I gave Ali a call on a borrowed phone and let her know what was up. Although she's so awesome that she would have traveled the 5 hours out to get me, she's smart enough to get me to try other options first.
I had signed up for Better World Club last year and finally got a chance to use it. They tried contacting some locksmiths, and decided that the best bet would be to get the Buick Roadmaster towed to the nearest dealership. Lizzy called her friend and we thought a better option would be to bring the VIN to the dealership and have them make a new key. We got hold of Better World Club and called off the wrecker. They called contacted the nearest dealership and found it would cost all of $4.
As I walked around the car to fetch my hand-held GPS to give directions for people, I couldn't believe my eyes. The keys were sitting right out in the open, just a few feet in front of the car.
It might have been there all along, or it might have been kicked free by someone during the four hours of searching.
So I called Ali and got packed up and headed home. Once again, the snow sucked on the roads: all the way from Erie, PA to just east of Buffalo. I did make it home safely, though, and — overall — had a great time. I also got to be remembered as "Jason Who Lost His Keys" rather than (or "in addition to", perhaps) "Jason Who Passed Out in the Snow".
On the third day of FrostBurn, I woke up feeling much better. I was nice and warm inside the winter shelter overnight. I got to have a lot of bacon during the day — largely from the Church of Bacon camp. Too much bacon, I think — if that's even possible [although I could still smell it two days and three showers after I returned.] I got my sea-legs back and had a few drinks during the day. I didn't participate in the Polar Plunge, though, figuring it was something I would not regret if I didn't do it.
I had another nice night beside a roaring fire. I even played with melting glass in the fire. After one of the guys left and took his music, I pulled the Buick around and played some stuff for people. Unfortunately it was already quite late so it wasn't long before we called it a night. I don't even remember turning off the battery on the car, but I got up later and checked and it was fine.
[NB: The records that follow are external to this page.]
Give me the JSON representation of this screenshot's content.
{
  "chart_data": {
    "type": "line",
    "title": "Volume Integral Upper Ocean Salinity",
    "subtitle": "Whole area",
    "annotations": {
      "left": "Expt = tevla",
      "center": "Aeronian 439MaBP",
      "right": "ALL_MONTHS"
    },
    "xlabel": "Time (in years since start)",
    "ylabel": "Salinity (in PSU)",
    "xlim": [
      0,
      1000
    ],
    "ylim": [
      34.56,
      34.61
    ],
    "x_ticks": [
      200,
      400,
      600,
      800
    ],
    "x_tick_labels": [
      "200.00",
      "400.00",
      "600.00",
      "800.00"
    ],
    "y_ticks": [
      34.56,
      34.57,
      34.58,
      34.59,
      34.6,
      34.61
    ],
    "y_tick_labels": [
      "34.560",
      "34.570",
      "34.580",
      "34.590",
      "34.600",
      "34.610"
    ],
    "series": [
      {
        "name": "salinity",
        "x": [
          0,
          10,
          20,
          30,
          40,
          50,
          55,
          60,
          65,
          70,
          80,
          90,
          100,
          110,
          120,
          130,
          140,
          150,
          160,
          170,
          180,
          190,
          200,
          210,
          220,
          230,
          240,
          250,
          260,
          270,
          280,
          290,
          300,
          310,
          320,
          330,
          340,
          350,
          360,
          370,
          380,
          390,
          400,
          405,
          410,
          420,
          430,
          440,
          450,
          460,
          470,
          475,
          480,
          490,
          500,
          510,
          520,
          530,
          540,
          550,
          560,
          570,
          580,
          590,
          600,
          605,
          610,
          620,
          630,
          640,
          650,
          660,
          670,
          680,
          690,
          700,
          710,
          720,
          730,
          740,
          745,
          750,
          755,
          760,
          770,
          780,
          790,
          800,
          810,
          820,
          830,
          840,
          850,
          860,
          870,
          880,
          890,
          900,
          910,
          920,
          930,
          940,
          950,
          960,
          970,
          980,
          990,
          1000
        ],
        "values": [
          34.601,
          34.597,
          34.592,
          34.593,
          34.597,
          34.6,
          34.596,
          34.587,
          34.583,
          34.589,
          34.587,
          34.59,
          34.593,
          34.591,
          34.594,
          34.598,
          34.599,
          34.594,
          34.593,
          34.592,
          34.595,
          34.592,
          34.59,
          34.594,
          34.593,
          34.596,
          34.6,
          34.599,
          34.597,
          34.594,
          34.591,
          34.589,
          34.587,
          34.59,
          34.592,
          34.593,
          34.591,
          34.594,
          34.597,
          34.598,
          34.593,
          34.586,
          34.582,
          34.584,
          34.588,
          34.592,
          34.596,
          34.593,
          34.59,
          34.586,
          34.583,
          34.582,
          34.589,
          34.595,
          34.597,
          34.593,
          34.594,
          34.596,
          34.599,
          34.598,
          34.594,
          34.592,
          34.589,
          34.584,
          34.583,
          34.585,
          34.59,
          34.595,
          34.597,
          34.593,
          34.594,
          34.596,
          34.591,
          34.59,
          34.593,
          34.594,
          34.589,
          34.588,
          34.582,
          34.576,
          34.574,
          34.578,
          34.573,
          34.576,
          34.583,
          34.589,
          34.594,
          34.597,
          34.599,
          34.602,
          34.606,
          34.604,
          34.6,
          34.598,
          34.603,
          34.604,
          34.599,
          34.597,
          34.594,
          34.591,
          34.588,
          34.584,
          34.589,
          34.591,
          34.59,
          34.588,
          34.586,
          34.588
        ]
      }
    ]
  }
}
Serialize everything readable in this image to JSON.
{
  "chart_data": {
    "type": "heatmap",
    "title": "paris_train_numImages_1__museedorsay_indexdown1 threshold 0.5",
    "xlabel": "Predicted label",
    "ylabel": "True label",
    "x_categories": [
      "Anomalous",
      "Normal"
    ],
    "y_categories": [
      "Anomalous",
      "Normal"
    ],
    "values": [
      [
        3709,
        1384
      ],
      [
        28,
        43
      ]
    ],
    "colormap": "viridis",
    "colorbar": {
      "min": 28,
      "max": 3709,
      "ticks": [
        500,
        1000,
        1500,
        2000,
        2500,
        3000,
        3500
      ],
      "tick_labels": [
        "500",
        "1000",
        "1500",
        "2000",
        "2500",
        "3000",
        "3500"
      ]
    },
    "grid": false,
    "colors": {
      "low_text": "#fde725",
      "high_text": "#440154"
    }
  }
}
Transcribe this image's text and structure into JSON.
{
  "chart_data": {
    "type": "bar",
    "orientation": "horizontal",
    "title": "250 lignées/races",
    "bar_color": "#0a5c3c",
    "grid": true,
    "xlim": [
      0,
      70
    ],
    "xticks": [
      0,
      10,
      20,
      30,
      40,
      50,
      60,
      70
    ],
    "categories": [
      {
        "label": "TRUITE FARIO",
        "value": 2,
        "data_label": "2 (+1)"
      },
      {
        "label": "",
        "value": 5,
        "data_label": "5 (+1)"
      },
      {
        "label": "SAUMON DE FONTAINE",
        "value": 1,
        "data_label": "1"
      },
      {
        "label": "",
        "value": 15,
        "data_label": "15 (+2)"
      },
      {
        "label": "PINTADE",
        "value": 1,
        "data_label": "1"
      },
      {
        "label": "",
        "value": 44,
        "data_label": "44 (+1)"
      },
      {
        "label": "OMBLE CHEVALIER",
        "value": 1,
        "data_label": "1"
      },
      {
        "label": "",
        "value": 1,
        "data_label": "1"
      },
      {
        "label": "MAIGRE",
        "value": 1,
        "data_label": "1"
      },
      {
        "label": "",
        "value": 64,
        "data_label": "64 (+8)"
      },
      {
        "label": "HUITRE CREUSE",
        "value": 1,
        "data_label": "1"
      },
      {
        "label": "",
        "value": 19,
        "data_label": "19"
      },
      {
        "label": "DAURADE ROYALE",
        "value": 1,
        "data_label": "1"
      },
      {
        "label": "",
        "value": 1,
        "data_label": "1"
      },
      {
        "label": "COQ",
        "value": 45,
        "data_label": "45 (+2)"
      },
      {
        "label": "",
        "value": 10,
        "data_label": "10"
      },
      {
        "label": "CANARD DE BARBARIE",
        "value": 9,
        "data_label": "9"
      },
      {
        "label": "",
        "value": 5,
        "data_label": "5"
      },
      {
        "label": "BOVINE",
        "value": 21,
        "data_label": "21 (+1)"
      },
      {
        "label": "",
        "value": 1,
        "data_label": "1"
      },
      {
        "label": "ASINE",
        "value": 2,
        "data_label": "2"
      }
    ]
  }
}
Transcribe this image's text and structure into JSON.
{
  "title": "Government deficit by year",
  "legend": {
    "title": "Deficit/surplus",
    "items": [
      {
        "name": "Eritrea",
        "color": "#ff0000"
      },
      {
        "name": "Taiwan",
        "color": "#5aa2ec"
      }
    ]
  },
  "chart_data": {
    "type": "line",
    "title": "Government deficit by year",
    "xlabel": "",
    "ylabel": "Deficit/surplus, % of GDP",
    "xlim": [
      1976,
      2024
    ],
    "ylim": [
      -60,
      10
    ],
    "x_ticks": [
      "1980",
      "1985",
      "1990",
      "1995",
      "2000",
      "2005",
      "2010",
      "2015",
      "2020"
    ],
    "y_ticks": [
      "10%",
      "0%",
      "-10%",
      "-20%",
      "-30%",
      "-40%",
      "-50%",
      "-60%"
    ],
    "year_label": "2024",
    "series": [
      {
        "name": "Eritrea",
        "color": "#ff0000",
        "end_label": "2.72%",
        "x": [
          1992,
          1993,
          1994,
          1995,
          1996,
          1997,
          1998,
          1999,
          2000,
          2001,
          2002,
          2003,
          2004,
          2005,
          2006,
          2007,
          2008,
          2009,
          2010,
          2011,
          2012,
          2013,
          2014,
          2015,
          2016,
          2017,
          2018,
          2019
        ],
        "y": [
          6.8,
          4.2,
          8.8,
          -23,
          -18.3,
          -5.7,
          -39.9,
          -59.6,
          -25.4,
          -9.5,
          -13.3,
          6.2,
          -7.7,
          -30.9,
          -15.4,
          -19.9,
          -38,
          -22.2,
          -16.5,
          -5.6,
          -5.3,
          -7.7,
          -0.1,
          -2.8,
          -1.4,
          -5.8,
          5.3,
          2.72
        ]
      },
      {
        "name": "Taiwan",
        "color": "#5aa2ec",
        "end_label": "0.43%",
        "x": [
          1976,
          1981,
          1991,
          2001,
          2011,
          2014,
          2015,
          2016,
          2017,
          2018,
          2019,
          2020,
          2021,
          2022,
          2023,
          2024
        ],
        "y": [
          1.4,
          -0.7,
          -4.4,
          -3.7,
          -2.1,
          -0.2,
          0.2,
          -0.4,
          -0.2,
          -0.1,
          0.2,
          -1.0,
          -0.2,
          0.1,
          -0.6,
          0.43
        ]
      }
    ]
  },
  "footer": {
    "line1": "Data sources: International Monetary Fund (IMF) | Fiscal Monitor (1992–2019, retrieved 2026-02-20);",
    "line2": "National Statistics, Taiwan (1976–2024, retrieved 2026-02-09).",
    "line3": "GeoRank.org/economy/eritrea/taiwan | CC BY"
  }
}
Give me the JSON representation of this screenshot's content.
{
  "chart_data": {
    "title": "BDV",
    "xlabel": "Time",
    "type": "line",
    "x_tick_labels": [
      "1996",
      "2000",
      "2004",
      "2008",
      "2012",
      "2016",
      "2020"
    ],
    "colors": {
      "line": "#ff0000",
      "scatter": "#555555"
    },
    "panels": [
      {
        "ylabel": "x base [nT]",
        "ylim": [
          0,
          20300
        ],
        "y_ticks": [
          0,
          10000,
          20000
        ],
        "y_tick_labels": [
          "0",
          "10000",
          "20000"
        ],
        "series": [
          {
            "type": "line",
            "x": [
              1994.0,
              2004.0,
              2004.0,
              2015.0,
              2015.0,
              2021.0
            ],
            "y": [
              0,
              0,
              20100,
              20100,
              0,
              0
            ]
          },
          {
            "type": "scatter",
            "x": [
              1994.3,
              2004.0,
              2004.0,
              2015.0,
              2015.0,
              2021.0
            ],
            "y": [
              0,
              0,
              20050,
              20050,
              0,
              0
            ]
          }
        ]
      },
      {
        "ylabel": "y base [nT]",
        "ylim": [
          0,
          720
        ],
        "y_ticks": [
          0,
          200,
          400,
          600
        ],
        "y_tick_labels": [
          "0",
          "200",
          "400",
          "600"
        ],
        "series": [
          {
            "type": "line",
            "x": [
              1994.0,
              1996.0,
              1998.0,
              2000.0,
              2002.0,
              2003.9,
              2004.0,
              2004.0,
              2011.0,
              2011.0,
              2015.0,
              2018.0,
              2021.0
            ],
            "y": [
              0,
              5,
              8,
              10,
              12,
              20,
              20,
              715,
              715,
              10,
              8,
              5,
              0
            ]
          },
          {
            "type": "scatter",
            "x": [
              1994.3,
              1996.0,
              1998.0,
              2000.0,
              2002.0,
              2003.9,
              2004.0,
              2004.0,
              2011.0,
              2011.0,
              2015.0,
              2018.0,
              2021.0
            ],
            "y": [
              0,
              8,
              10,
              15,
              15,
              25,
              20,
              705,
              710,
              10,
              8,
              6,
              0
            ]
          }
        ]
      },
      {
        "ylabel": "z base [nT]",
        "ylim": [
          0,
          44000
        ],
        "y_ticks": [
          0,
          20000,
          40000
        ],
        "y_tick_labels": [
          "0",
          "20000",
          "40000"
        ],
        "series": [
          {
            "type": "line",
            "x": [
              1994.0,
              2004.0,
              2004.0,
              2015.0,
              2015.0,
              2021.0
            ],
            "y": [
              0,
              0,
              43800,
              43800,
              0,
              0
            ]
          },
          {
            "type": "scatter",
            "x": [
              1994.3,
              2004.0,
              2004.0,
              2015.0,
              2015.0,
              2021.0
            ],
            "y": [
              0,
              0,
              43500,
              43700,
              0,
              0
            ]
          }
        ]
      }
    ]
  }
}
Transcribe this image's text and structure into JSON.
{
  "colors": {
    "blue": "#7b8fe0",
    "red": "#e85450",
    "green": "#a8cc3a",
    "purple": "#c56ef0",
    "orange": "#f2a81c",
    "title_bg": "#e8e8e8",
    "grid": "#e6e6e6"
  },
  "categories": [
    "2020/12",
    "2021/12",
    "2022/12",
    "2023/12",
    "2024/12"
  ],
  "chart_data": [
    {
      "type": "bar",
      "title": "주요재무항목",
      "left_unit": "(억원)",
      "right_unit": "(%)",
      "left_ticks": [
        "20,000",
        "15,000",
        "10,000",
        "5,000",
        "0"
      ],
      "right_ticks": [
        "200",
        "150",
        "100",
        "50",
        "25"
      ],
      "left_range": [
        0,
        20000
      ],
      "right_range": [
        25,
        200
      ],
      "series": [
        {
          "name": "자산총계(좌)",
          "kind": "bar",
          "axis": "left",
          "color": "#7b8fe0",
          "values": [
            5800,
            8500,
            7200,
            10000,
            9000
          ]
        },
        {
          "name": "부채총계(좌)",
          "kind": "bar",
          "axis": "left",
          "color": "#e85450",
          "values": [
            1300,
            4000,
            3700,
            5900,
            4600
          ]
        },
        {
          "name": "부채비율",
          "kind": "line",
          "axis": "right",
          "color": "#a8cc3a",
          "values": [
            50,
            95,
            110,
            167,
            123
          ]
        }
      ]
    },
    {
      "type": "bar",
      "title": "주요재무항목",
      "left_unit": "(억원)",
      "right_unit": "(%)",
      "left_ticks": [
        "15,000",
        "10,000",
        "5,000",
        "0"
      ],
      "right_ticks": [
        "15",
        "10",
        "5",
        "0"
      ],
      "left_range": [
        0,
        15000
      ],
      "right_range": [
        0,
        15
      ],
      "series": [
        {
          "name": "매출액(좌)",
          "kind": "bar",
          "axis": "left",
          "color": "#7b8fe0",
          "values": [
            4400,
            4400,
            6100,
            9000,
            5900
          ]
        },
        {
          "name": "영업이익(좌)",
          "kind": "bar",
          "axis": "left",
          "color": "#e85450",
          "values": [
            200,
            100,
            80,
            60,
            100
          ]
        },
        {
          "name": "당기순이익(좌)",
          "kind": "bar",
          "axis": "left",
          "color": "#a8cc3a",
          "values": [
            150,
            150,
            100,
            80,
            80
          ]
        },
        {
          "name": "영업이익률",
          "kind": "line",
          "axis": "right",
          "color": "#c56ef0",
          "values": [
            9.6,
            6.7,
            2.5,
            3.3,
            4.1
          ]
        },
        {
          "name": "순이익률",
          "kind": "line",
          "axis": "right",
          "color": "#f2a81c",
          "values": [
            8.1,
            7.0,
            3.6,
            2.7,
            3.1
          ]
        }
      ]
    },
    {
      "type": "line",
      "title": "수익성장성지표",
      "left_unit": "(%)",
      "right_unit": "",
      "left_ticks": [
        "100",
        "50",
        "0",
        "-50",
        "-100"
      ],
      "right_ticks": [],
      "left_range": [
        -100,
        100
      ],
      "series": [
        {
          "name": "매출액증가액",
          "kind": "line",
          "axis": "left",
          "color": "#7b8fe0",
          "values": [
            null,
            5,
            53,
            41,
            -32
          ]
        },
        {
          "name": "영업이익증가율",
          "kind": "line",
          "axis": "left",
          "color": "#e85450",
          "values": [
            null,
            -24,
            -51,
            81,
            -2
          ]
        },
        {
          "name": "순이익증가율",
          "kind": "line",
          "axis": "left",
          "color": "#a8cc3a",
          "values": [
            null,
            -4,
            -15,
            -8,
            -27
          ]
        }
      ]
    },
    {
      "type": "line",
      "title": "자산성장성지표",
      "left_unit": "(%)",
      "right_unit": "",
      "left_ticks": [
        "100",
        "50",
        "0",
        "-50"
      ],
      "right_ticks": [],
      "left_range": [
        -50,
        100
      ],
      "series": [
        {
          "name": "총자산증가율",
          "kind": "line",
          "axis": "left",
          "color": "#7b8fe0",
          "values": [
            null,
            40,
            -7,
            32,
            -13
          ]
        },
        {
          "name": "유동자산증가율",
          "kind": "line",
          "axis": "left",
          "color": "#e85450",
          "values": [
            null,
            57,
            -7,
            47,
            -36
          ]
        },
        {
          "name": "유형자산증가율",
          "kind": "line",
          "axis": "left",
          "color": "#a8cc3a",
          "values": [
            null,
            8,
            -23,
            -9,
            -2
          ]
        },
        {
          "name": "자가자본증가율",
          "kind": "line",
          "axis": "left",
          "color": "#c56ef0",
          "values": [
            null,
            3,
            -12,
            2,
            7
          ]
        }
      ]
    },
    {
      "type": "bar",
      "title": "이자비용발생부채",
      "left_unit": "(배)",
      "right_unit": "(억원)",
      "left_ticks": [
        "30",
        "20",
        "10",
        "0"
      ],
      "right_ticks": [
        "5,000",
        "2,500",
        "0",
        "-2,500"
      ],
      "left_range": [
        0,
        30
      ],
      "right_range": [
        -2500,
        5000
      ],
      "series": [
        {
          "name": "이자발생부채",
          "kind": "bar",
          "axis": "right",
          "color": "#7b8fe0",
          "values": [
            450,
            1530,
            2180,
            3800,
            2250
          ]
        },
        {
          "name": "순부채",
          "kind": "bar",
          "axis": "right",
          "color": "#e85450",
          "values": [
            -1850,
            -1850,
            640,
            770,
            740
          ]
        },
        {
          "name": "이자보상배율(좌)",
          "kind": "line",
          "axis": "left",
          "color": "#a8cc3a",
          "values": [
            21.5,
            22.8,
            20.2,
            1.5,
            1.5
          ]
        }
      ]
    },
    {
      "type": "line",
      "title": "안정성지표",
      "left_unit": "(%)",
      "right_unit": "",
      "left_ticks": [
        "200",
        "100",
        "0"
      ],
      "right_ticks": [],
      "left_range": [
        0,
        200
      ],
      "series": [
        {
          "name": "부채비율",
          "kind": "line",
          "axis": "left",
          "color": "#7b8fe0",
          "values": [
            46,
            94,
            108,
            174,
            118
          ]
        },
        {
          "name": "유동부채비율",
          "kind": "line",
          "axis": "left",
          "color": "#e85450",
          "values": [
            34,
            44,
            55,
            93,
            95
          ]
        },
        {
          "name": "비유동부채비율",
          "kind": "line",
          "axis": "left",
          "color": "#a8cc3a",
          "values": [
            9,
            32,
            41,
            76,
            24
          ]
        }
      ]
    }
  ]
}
On day two of FrostBurn, I felt pretty hungover. Needless to say [or is it?], I skipped all alcohol today. My shelter had made it through the night, although there was no reason it should not have. I spent some time resting inside the shelter and with the heater on, the temperature easily climbed to over 70°F. All my water and soda had frozen so I put it inside the heated "bath house" — thankfully this year, we had access to heated bathrooms.
That was the night of the burn, too. The guy who made this year's effigy did a great job and burned well. It really looked like a snowman, too, since the body was made of three multifaceted approximations of spheres. There was another Jason — "The Jason" — who was the poster boy of the festivities. He ran around with a bottle of Jameson's in one hand and champagne in another, all the while with a toy monkey on his back.
That night I got to do the official winter shelter experiment: not use the heater. When I got inside, it was 18°F. I had calculated that the 84 or so square feet of the R-3.3 "Tuff-Board" stuff would allow the interior temperature to be about 20°F higher than outside with just one person inside (assuming they'd produce about 75 watts of heat). After an hour or so, the temperature had climbed to 26°F.
That's still really friggin' cold so I turned on the heater and quickly brought the temperature into a more temperate range.